第二天去项目上那个没有名气的新餐厅吃饭时,范晴意外地发现,钱大卫居然照样熟门熟路,和领班谈笑风生,对菜品如数家珍。
“这家的汤做得还可以,而且可以点小盅的。都知道广东人爱煲汤,其实湖光四川那边也是爱喝汤的。”
“这里的鱼辣度不过分,可以吃。”
“饭后甜品就吃个冰糖湘莲吧?这是秘密菜单,还没正式推出呢。”
范晴有点惊讶:“这家刚开没几天,你就吃过了?你不是还在美食杂志兼职吧?”
钱大卫答道:“因为你说来这家吃,所以我昨晚上特意先过来尝了一次,顺便认识了这里的领班。”
范晴吃惊地看着钱大卫,心里想,枉我范晴自诩完美主义,天天教导下属“上帝存在于细节之中”,“永远不要让人见到你毫无准备的样子”,但这次算是彻底输了——这世上,居然有人吃饭都是要先彩排一遍的!这是怎么样的一种——强迫症啊!
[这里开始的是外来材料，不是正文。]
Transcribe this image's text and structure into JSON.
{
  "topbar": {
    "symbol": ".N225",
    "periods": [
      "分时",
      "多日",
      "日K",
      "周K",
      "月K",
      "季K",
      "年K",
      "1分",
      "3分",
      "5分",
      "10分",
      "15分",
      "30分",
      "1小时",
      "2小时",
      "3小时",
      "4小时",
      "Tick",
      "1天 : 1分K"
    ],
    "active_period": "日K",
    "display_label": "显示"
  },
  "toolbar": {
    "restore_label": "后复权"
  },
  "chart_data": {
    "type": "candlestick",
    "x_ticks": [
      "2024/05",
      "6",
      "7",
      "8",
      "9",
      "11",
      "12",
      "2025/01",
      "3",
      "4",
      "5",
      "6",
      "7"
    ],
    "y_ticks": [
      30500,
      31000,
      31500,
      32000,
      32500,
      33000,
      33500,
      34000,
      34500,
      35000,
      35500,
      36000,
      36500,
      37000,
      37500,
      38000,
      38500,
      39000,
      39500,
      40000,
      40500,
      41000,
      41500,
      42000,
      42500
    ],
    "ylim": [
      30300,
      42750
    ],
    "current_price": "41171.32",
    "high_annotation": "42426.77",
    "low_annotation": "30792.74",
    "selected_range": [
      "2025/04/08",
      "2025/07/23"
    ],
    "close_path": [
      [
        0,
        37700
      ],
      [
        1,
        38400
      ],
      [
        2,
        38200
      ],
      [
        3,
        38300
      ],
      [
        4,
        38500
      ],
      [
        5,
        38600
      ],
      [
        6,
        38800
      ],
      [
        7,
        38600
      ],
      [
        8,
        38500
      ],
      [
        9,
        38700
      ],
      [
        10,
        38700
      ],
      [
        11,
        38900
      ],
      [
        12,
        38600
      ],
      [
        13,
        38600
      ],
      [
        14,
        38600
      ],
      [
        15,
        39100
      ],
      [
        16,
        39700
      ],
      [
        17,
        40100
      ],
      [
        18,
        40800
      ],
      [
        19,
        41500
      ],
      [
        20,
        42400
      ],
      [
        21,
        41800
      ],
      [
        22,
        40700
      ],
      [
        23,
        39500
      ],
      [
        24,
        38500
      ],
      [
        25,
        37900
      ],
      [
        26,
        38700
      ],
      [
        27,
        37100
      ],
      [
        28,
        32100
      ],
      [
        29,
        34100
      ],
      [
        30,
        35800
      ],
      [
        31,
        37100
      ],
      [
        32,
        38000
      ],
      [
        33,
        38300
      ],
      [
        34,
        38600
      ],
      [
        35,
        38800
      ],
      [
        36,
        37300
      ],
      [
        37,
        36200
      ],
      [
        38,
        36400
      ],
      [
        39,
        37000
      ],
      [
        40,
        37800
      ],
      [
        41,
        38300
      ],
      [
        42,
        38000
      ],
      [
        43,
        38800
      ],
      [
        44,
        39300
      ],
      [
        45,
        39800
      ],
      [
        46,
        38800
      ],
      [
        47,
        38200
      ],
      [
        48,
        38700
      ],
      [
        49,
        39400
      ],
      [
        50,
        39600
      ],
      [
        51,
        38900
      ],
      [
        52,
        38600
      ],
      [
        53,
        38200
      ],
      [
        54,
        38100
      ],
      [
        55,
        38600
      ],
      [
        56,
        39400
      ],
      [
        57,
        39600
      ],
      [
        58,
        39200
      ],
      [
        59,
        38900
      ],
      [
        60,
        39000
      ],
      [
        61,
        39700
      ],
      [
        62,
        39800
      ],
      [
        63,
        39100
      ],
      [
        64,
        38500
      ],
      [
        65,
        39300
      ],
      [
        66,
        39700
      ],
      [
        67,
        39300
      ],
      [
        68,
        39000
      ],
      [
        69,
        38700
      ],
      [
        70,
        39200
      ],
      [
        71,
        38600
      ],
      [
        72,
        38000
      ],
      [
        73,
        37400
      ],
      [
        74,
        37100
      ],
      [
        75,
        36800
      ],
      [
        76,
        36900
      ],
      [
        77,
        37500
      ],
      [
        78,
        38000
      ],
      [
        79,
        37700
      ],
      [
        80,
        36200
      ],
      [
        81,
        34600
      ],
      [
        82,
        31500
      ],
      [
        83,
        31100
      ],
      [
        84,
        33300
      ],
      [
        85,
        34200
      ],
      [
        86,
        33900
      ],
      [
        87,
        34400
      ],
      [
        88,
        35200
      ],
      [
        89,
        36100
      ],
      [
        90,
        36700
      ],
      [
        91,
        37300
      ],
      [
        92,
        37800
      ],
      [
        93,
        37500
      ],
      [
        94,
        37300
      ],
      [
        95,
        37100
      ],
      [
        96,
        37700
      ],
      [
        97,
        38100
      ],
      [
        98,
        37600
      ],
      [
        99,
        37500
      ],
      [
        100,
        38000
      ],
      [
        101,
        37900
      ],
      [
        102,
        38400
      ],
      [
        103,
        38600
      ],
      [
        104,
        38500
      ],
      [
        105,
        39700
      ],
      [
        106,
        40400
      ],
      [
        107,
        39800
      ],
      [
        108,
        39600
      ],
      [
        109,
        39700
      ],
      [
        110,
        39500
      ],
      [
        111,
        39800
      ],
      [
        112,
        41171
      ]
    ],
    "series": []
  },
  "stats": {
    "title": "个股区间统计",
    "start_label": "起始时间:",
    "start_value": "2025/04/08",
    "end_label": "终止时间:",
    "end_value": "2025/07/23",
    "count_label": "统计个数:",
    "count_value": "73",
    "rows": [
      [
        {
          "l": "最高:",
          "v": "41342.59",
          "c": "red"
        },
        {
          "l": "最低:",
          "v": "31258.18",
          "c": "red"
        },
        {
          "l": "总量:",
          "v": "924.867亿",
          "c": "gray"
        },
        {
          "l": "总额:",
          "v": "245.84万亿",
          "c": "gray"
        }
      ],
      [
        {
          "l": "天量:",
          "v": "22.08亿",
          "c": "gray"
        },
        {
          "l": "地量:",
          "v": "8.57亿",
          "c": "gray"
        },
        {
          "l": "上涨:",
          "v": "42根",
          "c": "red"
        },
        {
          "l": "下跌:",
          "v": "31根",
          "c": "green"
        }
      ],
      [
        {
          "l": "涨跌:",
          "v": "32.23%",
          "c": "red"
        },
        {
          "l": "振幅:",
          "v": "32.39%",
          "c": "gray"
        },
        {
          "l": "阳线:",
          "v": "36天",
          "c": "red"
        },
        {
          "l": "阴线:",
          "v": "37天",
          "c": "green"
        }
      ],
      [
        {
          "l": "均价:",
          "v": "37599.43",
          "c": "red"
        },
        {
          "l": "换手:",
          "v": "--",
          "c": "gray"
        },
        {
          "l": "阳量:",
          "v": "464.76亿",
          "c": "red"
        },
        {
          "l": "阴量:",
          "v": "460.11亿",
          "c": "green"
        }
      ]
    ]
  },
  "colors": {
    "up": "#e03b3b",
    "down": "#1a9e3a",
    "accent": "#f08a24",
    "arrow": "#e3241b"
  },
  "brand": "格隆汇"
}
范晴诚实地说:“我从没见过把功课做到像你这么足的人。”
钱大卫有些自负地说:“当然。所以我很少判断失误。”
范晴想起赵馨宁,顿时笑了,说:“但是我朋友的事情,你判断错了——她没有受窝囊气,她采取行动了,她让她老公把公婆送走了。”
钱大卫问:“哦?她做了什么?”
范晴说:“她说要离婚,她老公就怕了——她老公超级爱她的。然后,她老公就把公婆送走了。”说到这里,范晴又自嘲地笑了笑:“你看,我们都是瞎操心了。人家夫妻俩转眼就恩爱如常了。”
钱大卫微微一笑,说:“如果她老公没把公婆送走呢?”
范晴一怔:“你的意思是……?”
钱大卫说:“如果她老公没送走,她接下来真的要离婚吗?离了婚,就算她暂时吃饭不成问题。但她没有收入,孩子也不在哺乳期,如果男方要孩子,她一点把握也没有。她老公怎么说的,她也不清楚。所以,这不是她采取了措施,主动权从始至终,都在她老公手里。说不定还是她公婆住烦了主动要走的呢。”
范晴马上明白了:“你的意思是,她这次只是幸运。”
钱大卫赞许地说:“没错。范工就是范工,一点就透。如果你不知道自己是怎么赢的,你下次很可能就会输。”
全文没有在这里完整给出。